Isso é um modo colonial de desqualificar o outro e, de certa forma, justificar o próprio sistema escravista’, critica a escritora. ‘Na verdade, os povos negros, assim como os indígenas que já aqui estavam, vêm com uma gama, um repertório muito grande de conhecimentos. Não apenas conhecimentos estéticos, musicais e dançantes.
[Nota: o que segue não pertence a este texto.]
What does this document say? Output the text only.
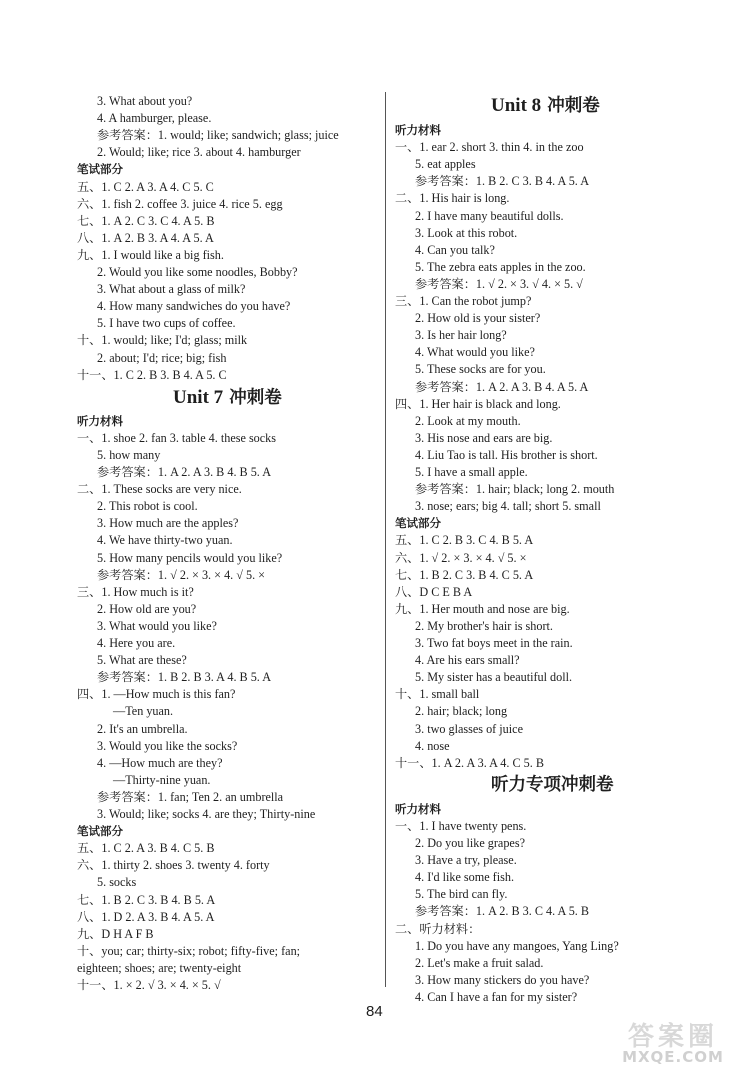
3. What about you?
4. A hamburger, please.
参考答案：1. would; like; sandwich; glass; juice
2. Would; like; rice 3. about 4. hamburger
笔试部分
五、1. C 2. A 3. A 4. C 5. C
六、1. fish 2. coffee 3. juice 4. rice 5. egg
七、1. A 2. C 3. C 4. A 5. B
八、1. A 2. B 3. A 4. A 5. A
九、1. I would like a big fish.
2. Would you like some noodles, Bobby?
3. What about a glass of milk?
4. How many sandwiches do you have?
5. I have two cups of coffee.
十、1. would; like; I'd; glass; milk
2. about; I'd; rice; big; fish
十一、1. C 2. B 3. B 4. A 5. C
Unit 7 冲刺卷
听力材料
一、1. shoe 2. fan 3. table 4. these socks
5. how many
参考答案：1. A 2. A 3. B 4. B 5. A
二、1. These socks are very nice.
2. This robot is cool.
3. How much are the apples?
4. We have thirty-two yuan.
5. How many pencils would you like?
参考答案：1. √ 2. × 3. × 4. √ 5. ×
三、1. How much is it?
2. How old are you?
3. What would you like?
4. Here you are.
5. What are these?
参考答案：1. B 2. B 3. A 4. B 5. A
四、1. —How much is this fan?
—Ten yuan.
2. It's an umbrella.
3. Would you like the socks?
4. —How much are they?
—Thirty-nine yuan.
参考答案：1. fan; Ten 2. an umbrella
3. Would; like; socks 4. are they; Thirty-nine
笔试部分
五、1. C 2. A 3. B 4. C 5. B
六、1. thirty 2. shoes 3. twenty 4. forty
5. socks
七、1. B 2. C 3. B 4. B 5. A
八、1. D 2. A 3. B 4. A 5. A
九、D H A F B
十、you; car; thirty-six; robot; fifty-five; fan;
eighteen; shoes; are; twenty-eight
十一、1. × 2. √ 3. × 4. × 5. √
Unit 8 冲刺卷
听力材料
一、1. ear 2. short 3. thin 4. in the zoo
5. eat apples
参考答案：1. B 2. C 3. B 4. A 5. A
二、1. His hair is long.
2. I have many beautiful dolls.
3. Look at this robot.
4. Can you talk?
5. The zebra eats apples in the zoo.
参考答案：1. √ 2. × 3. √ 4. × 5. √
三、1. Can the robot jump?
2. How old is your sister?
3. Is her hair long?
4. What would you like?
5. These socks are for you.
参考答案：1. A 2. A 3. B 4. A 5. A
四、1. Her hair is black and long.
2. Look at my mouth.
3. His nose and ears are big.
4. Liu Tao is tall. His brother is short.
5. I have a small apple.
参考答案：1. hair; black; long 2. mouth
3. nose; ears; big 4. tall; short 5. small
笔试部分
五、1. C 2. B 3. C 4. B 5. A
六、1. √ 2. × 3. × 4. √ 5. ×
七、1. B 2. C 3. B 4. C 5. A
八、D C E B A
九、1. Her mouth and nose are big.
2. My brother's hair is short.
3. Two fat boys meet in the rain.
4. Are his ears small?
5. My sister has a beautiful doll.
十、1. small ball
2. hair; black; long
3. two glasses of juice
4. nose
十一、1. A 2. A 3. A 4. C 5. B
听力专项冲刺卷
听力材料
一、1. I have twenty pens.
2. Do you like grapes?
3. Have a try, please.
4. I'd like some fish.
5. The bird can fly.
参考答案：1. A 2. B 3. C 4. A 5. B
二、听力材料：
1. Do you have any mangoes, Yang Ling?
2. Let's make a fruit salad.
3. How many stickers do you have?
4. Can I have a fan for my sister?
84
答案圈
MXQE.COM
Mas científicos, técnicos e tecnológicos’, avaliou.
Engajamento social e cultural através dos saberes africanos
Para Sidnei Gonzalez, diretor da FGV Conhecimento, a criação da Cátedra Pequena África é uma mão dupla que leva conhecimento da sociedade brasileira para dentro da FGV, assim como atua como forma de reparação. ‘Essa reparação é um sentimento de todos nós brasileiros.
Acho que a cátedra é um dos instrumentos mais importantes que nós teremos no Brasil, iniciada no Rio de Janeiro, para esse resgate e essa correção dos erros que cometemos no passado’.
Participação ativa de intelectuais negros na Cátedra Pequena África
Para desenvolver as atividades da Cátedra Pequena África, foi criado um comitê consultivo com oito intelectuais negros: Ayrson Heráclito, artista visual, professor da Universidade Federal do Recôncavo da Bahia (UFRB) e curador; Benedito Gonçalves, ministro do Superior Tribunal de Justiça (STJ); Conceição Evaristo, professora e escritora; Dione Oliveira Moura, professora e diretora da Faculdade de Comunicação (FAC) da Universidade de Brasília (UnB); Jurema Werneck, médica, doutora em Comunicação e Cultura, diretora-executiva da Anistia Internacional no Brasil; Muniz Sodré de Araújo Cabral, sociólogo, jornalista, professor da Universidade Federal do Rio de Janeiro (UFRJ) e escritor; Sonia Guimarães, cientista, pesquisadora, professora, presidente da Comissão de Justiça, Equidade, Diversidade e Inclusão da Sociedade Brasileira de Física; e Thiago Amparo, advogado e professor de direito da FGV.